Последний такой сигнал все же поступил в виде покалывания в пальцах рук и ног, тяжести в плечах и бедрах, ощущения припухлости в горле и во рту. Работая руками, Палома сделала два ножницеобразных толчка ногами в ластах и выскочила на поверхность.
Держась за край пироги и мысленно ругая себя, Палома жадно хватала воздух ртом. Но она не пострадала, и к тому же ей удалось отрезать довольно большой кусок веревки. Если манта-рэй все же уплывет — что ж, она сделала все, что могла, и остается только надеяться, что дальше животное справится своими силами.
Отдохнув, Палома снова взглянула под воду. Она ожидала, что ей придется поискать манта-рэя, но тот не сдвинулся с места и по-прежнему находился на глубине трех метров.
Палома сделала несколько глубоких вдохов, задержала дыхание и уже было собралась нырнуть, как ее мозг зафиксировал какое-то новое ощущение.
Поначалу это было всего лишь ощущение, вроде слабой вибрации, но когда она напрягла слух, ощущение оказалось звуком. Это было довольно высокое и неясное жужжание или гудение. Не выпуская из легких воздух, Палома внимательно прислушивалась, словно проверяя, не гудит ли это у нее в голове. Затем она все же выдохнула — звук ее дыхания нарушил монотонность этого жужжания — и снова задержала дыхание. Звук был по-прежнему слышен и вроде бы стал немного громче.
Палома знала, что, даже несмотря на то что вода не очень хорошо проводит звуки, под водой некоторые звуки слышны ярче, отчетливее, чем на поверхности. Например, ныряльщики привлекают внимание друг друга не тем, что кричат (крик обычно глохнет, так и не покинув рот кричащего), а стуком одного камня о другой, и этот звук слышен ясно и на большом расстоянии.
Звуки, издаваемые китами, тоже передаются на огромные расстояния под водой.
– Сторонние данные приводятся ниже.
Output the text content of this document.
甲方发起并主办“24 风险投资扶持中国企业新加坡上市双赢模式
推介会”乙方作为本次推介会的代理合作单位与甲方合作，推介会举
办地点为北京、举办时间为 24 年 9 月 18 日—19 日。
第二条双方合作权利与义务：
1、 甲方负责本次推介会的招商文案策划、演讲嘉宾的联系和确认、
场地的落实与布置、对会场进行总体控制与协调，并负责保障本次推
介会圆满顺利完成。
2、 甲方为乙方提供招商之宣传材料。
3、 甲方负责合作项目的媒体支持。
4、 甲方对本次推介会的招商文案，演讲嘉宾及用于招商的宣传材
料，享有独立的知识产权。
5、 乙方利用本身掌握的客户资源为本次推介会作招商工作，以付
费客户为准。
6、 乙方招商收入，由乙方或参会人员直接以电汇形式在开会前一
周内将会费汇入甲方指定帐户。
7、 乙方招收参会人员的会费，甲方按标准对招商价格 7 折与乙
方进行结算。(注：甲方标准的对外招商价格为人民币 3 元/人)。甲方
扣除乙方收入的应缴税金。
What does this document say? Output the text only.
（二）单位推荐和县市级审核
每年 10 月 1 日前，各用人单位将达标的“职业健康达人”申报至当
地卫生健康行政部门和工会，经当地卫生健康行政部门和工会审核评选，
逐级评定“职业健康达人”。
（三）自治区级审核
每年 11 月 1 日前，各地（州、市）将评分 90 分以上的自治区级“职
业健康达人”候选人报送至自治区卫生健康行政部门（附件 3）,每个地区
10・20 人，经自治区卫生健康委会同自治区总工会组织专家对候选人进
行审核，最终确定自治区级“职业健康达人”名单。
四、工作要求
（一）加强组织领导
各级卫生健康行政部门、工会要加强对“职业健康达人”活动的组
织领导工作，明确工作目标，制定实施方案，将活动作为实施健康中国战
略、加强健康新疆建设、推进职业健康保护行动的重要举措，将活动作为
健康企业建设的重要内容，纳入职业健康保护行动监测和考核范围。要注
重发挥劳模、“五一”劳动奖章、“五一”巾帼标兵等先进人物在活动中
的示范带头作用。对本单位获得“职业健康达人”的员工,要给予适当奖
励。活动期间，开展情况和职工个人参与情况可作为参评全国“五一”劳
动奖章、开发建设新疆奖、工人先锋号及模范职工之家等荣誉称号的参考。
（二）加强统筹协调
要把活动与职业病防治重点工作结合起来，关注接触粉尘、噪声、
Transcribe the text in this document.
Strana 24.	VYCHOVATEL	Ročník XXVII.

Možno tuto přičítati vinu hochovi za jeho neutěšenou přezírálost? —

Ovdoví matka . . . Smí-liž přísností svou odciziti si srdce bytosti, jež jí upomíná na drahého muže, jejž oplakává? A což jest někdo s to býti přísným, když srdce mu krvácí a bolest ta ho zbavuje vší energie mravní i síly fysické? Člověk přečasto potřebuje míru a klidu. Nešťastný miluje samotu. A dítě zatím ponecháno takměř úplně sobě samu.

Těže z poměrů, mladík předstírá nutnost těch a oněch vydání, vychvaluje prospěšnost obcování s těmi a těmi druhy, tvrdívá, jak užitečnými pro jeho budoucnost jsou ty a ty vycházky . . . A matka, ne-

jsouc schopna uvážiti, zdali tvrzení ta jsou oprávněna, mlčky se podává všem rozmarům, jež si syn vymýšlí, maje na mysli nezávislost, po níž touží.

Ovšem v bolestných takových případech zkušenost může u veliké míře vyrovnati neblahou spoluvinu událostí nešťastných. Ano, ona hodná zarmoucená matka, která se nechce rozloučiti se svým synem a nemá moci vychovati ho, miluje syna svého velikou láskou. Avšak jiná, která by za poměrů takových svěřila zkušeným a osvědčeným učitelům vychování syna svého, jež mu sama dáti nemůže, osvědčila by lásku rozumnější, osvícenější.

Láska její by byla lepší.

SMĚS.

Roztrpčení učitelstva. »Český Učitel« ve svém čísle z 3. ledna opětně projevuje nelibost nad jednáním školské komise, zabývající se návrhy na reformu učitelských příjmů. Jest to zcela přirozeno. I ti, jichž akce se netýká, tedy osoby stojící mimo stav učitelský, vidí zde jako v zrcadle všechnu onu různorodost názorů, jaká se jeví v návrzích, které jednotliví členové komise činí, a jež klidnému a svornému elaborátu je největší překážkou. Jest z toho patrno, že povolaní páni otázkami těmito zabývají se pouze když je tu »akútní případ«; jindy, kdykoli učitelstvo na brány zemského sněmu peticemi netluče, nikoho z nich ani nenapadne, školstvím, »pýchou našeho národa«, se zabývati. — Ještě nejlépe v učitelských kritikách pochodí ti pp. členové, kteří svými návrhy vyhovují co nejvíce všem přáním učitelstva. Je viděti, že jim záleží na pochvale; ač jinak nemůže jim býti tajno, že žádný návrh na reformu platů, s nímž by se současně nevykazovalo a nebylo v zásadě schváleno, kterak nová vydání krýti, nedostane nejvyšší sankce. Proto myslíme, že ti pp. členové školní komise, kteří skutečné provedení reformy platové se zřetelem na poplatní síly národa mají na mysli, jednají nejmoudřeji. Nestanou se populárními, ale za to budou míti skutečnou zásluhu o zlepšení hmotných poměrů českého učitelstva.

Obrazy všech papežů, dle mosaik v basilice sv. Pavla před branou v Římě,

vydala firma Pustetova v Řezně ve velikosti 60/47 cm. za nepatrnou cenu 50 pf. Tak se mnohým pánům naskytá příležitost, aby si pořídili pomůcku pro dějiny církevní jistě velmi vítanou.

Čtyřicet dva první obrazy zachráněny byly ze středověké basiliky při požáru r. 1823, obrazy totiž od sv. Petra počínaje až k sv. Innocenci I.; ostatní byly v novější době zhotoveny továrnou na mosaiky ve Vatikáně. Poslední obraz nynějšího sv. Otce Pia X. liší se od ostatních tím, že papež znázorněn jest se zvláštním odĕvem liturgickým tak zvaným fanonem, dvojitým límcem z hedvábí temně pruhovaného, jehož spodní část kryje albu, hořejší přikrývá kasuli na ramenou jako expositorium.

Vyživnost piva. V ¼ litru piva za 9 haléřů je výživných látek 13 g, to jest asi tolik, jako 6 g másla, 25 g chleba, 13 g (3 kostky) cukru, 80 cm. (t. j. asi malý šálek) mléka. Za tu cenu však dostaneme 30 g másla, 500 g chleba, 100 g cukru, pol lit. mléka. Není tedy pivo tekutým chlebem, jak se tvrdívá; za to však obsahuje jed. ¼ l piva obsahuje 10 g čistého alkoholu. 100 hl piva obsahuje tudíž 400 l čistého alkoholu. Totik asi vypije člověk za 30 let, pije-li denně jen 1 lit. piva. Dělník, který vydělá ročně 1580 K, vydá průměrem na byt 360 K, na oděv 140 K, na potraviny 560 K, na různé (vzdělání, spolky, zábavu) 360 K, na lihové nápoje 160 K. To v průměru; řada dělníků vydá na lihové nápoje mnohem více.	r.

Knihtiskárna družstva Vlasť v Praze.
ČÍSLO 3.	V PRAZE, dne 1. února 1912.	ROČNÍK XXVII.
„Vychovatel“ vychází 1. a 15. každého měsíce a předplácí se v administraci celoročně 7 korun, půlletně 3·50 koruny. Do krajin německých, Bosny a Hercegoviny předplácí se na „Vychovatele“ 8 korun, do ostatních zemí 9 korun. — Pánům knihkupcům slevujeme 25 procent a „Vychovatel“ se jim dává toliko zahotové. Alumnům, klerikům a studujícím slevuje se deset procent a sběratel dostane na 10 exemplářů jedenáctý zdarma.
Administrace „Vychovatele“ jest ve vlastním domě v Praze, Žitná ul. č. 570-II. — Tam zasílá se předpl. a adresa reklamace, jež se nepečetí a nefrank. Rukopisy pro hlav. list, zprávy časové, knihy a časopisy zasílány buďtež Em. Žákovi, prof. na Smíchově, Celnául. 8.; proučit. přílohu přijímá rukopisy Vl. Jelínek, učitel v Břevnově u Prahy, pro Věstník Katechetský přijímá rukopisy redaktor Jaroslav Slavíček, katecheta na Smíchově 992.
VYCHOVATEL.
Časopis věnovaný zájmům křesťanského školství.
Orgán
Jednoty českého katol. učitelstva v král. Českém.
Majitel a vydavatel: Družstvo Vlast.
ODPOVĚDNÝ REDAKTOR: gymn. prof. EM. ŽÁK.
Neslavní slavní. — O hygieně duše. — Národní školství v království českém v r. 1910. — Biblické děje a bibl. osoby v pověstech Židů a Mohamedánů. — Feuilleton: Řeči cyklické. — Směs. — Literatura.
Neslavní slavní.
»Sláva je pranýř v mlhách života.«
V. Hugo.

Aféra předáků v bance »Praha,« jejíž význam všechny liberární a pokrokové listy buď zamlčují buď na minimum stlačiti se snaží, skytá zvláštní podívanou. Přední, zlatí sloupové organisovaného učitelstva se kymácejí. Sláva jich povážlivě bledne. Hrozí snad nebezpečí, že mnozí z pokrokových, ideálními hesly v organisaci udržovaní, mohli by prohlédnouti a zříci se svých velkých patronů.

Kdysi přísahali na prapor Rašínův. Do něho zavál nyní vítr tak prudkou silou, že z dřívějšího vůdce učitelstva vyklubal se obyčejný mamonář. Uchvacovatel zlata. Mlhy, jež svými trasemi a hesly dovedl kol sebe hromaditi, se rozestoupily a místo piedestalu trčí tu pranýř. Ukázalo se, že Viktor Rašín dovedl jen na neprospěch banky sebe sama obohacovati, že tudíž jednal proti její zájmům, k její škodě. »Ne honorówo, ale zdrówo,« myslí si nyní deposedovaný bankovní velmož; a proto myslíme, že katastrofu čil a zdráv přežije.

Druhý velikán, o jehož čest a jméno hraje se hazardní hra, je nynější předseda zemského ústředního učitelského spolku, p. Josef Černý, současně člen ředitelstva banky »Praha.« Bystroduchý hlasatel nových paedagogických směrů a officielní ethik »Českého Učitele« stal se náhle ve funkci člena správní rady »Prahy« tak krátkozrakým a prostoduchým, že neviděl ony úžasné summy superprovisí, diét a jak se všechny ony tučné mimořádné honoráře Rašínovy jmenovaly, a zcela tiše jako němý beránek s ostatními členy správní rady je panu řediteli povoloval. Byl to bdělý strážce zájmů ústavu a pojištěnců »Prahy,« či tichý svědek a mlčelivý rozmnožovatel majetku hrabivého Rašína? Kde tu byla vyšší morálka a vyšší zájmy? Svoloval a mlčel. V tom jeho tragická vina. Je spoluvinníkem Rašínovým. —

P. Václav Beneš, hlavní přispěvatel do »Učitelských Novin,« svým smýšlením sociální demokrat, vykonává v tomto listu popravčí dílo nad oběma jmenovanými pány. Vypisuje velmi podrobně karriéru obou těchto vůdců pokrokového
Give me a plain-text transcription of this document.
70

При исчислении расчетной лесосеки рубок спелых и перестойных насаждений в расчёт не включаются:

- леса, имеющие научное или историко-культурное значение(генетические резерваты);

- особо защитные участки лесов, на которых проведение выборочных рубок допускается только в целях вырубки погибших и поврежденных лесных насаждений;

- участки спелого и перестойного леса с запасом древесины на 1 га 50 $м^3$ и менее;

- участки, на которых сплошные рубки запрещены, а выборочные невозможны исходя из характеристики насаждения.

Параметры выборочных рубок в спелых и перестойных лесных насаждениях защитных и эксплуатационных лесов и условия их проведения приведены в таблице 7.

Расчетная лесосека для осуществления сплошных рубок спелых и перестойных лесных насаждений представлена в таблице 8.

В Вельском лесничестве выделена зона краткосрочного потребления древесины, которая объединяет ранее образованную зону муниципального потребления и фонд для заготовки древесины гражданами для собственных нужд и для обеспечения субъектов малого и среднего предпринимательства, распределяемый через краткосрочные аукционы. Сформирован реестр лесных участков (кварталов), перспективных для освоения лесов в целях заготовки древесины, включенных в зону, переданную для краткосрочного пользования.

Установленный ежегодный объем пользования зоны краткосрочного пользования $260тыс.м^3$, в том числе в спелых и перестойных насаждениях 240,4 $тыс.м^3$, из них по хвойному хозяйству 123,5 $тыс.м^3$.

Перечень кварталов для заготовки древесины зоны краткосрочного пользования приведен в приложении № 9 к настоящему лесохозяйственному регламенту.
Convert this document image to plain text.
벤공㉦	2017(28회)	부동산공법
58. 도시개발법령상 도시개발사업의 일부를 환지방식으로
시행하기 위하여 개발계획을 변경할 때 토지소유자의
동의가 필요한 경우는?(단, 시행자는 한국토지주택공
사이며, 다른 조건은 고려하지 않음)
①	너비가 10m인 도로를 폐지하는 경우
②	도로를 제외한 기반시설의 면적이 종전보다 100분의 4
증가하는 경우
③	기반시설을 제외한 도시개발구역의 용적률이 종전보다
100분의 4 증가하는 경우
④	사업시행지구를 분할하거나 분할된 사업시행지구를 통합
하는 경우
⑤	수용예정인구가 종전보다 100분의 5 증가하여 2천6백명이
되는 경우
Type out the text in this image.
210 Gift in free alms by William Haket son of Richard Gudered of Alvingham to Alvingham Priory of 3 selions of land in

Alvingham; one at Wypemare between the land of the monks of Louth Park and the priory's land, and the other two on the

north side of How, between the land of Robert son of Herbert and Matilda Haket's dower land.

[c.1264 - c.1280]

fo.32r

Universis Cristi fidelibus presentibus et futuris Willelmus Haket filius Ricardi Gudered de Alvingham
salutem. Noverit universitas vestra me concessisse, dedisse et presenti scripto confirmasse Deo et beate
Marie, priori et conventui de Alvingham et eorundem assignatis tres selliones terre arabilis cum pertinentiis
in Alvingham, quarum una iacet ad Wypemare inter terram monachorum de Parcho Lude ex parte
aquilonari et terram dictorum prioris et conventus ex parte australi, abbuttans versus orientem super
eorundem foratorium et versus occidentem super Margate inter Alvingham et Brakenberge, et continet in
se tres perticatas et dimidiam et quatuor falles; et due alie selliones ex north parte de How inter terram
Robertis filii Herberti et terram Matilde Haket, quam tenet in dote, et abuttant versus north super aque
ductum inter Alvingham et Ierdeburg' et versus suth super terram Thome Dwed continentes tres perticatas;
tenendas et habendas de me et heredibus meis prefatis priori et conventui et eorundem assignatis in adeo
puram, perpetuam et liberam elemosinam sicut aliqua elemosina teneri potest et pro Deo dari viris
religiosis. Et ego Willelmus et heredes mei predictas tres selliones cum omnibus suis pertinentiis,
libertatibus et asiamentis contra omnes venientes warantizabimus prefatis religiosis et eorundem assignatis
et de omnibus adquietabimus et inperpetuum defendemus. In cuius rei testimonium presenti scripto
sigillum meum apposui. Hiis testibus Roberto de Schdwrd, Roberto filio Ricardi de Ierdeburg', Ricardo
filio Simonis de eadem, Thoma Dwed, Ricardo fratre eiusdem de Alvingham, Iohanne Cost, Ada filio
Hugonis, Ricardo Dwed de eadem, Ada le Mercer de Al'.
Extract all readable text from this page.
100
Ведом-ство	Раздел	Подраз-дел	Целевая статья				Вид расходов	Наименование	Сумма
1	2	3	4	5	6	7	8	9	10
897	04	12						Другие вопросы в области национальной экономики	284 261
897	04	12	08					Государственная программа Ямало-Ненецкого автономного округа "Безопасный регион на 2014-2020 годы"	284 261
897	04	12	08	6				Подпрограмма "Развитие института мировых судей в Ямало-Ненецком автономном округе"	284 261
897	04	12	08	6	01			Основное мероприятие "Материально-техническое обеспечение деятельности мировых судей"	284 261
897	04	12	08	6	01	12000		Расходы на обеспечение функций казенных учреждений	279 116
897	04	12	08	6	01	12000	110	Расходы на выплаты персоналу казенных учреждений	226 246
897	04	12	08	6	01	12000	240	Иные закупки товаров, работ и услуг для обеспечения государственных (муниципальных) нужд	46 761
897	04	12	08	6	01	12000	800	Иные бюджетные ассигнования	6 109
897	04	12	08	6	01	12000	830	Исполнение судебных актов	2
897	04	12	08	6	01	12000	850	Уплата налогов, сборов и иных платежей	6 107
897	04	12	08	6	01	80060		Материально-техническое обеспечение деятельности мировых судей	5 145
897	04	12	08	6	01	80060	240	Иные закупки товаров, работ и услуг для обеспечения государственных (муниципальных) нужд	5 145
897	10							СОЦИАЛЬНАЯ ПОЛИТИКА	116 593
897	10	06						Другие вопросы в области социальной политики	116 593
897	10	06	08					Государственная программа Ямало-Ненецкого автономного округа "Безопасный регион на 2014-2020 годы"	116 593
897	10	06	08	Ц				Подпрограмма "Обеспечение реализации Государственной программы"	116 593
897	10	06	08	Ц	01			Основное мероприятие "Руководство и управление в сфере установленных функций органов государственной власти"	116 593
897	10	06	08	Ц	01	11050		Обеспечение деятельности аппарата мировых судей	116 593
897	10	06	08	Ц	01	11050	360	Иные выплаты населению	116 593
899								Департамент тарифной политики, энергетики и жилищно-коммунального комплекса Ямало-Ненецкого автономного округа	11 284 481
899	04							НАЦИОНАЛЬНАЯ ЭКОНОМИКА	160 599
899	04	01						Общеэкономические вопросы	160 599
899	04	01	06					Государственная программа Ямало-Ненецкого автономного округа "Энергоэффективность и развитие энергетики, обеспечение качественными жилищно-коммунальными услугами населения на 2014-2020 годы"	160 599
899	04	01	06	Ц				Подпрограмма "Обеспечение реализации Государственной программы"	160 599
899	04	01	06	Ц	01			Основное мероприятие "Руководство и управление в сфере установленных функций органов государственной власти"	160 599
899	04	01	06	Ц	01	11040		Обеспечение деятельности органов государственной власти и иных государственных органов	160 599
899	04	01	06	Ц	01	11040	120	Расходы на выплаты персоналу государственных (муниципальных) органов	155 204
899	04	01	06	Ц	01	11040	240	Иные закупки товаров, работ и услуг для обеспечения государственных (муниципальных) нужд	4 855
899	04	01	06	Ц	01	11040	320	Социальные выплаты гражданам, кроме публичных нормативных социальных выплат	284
Обычно это разнообразные высокие пощелкивания и посвистывания, но, услышав их, с удивлением обнаруживаешь, что разговорчивые киты или морские свиньи находятся столь далеко, что их нельзя разглядеть не то что под водой, но и на воздухе.
Довольно далеко разносятся звуки некоторых двигателей. Большие дизельные моторы, «ворчуны», звучат словно армия медведей, топающих по деревянному полу. «Ворчуна» обычно слышно задолго до того, как он появится в поле зрения. Вращение огромного винта изменяет давление воды настолько, что можно почувствовать биение в барабанных перепонках и даже слабое постукивание по рукам и спине. Небольшие по размеру моторы крутят винт быстрее и издают высокое, похожее на жалобный стон жужжание.
Палома не знала истинной причины того, почему одни звуки хорошо передаются под водой, а другие — плохо. Она полагала, что это как-то связано с характером звука. Человеческий голос рождает слабый, не сфокусированный звук. Поэтому вода его быстро рассеивает. Звуки, издаваемые китами, наоборот, четкие и пронзительные — они словно разрезают воду.
Конечно, нужно также уметь различать звуки под водой. Хобим как-то сказал Паломе, что человеческое ухо улавливает далеко не все звуки, как тот радиоприемник, который он в детстве собрал из конструктора: он ловил лишь небольшую часть сигналов, которые постоянно носятся в воздухе.
«Нам только кажется, что под водой стоит великая тишина, — говорил Хобим. — На самом деле море — очень шумное место».
«Вовсе не шумное, — настаивала Палома. — Это самое тихое и спокойное место на земле».
Отец не стал спорить, но во время следующей поездки в Ла-Пас купил свисток для собак. Показав его Паломе, он подул в него, но свисток не издал ни звука.
«Он что, сломан?» — спросила Палома.
Хобим взял ее за руку и подвел к соседнему дому. Соседская дворняжка ощенилась три недели тому назад. Щенков было шестеро, и они все лежали, свернувшись в клубок рядом с уставшей матерью. Хобим протянул свисток дочери и сказал:
«Подуй в него, но осторожно. Они только начинают слышать, поэтому их легко можно оглушить».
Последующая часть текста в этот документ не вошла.